27 février, matin. Le printemps est arrivé sur Hébron, ciel bleu entièrement dégagé, température encore fraîche le matin. Ab el Karim Jabary, la cinquantaine souriante, pantalon gris, pull-over marron et bonnet noir enfoncé sur la tête, un long morceau de tuyau noir dans la main en guise de bâton, fait paître ses chèvres et quelque brebis à proximité de sa maison, sur d’anciennes terrasses à demi-éboulées où survivent quelques oliviers. C’est un petit homme trapu, chaleureux, moustache poivre et sel, et barbe de quelques jours. La terre alentour qui descend vers la petite vallée Wadi al Hussain jusqu’à mi-pente appartient à sa famille depuis des générations.
Deux soldats lourdement armés, tenant leur fusil d’assaut M4 pointé vers le sol, grimpent à travers la rocaille et le rejoignent. Les deux ont la peau foncée et le visage étroit des falashas, ces juifs éthiopiens émigrés massivement dans les années 1990, après qu’ils ont été reconnus juifs par les autorités rabbiniques d’Israël. L’épopée de ces malheureux persécutés par le régime du dictateur Menghistu, misérable cohorte fuyant à pied à travers les hauts plateaux en direction du Soudan, et transférés en Israël par un pont aérien avait ému le monde entier. Leurs enfants occupent aujourd’hui la Palestine…

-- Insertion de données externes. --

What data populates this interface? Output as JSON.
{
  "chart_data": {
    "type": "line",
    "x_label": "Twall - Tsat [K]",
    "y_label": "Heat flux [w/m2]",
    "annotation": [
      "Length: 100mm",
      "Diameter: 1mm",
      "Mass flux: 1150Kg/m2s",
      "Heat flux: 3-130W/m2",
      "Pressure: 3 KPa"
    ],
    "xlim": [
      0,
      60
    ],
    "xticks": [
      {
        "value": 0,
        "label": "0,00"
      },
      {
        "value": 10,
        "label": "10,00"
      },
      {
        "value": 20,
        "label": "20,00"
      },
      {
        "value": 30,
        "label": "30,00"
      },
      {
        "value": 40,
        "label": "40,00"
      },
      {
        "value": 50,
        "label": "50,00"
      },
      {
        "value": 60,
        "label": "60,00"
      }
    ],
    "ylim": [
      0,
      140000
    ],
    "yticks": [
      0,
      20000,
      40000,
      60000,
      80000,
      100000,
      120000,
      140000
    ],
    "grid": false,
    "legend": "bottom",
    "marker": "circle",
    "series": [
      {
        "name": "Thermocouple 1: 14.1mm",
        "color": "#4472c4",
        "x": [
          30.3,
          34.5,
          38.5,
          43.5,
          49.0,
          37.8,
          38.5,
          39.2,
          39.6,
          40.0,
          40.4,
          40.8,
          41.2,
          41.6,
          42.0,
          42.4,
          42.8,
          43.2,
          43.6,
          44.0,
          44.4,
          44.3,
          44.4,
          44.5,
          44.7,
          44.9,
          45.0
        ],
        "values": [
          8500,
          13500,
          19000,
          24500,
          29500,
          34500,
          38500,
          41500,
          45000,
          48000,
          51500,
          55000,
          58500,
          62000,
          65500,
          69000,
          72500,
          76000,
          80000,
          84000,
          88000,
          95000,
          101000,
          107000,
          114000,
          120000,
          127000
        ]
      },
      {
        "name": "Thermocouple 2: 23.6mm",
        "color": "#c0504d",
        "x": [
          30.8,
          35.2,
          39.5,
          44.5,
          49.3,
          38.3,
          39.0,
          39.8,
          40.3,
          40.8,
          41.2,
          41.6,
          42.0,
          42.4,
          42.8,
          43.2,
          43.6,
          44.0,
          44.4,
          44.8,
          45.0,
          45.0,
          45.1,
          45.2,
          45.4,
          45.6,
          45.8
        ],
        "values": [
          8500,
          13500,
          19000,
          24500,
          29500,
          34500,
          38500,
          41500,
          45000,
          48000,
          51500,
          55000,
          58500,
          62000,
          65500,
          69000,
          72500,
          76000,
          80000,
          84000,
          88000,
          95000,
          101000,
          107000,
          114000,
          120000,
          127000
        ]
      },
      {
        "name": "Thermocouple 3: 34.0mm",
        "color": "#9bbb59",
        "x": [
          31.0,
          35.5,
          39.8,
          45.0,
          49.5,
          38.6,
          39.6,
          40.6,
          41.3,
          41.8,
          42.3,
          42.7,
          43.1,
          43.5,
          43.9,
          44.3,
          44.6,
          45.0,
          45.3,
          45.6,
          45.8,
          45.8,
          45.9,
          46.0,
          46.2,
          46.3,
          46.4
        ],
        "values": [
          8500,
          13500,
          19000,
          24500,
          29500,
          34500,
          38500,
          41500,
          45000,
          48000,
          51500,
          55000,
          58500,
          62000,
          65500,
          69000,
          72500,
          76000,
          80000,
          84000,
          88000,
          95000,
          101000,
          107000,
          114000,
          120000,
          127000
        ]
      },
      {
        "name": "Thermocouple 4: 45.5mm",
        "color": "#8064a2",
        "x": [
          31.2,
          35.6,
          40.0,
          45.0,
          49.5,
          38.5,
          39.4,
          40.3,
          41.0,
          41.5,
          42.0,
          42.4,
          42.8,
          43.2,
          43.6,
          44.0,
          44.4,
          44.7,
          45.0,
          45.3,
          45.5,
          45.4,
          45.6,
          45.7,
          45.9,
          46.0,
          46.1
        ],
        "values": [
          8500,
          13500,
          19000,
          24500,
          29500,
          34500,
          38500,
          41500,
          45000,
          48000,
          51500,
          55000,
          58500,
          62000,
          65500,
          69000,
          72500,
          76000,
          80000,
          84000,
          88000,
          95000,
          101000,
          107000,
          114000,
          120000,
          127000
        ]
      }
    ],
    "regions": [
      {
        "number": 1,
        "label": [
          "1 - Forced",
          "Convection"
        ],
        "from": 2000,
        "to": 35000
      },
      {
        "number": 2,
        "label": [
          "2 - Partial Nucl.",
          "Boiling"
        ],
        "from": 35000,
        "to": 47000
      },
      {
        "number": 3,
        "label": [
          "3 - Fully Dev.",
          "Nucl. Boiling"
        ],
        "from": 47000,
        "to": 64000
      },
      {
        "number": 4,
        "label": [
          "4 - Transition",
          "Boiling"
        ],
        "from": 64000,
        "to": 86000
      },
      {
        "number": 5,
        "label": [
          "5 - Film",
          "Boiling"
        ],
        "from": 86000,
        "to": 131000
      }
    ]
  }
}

Les deux jeunes soldats intiment vertement à Jabary l’ordre de déguerpir avec son modeste troupeau. Les fusils restent pointés sur le sol, mais leurs gestes sont sans équivoque. Jabary ne montre aucun signe de colère, son visage reste même plutôt souriant, mais il argumente car il est dans son bon droit : à grands moulinets de bras, il pointe sa maison et la terre alentour, mais il sait depuis longtemps qu’il n’aura pas le dernier mot. En contrebas, d’autres soldats, stationnés autour d’un petit poste militaire surveille les opérations. Ils sont d’origine russe, américaine, britannique, française… on le devine lorsqu’on les croise sur la route et qu’on échange un mot ou un salut, Shabat Shalom aujourd’hui, car c’est Shabat. […]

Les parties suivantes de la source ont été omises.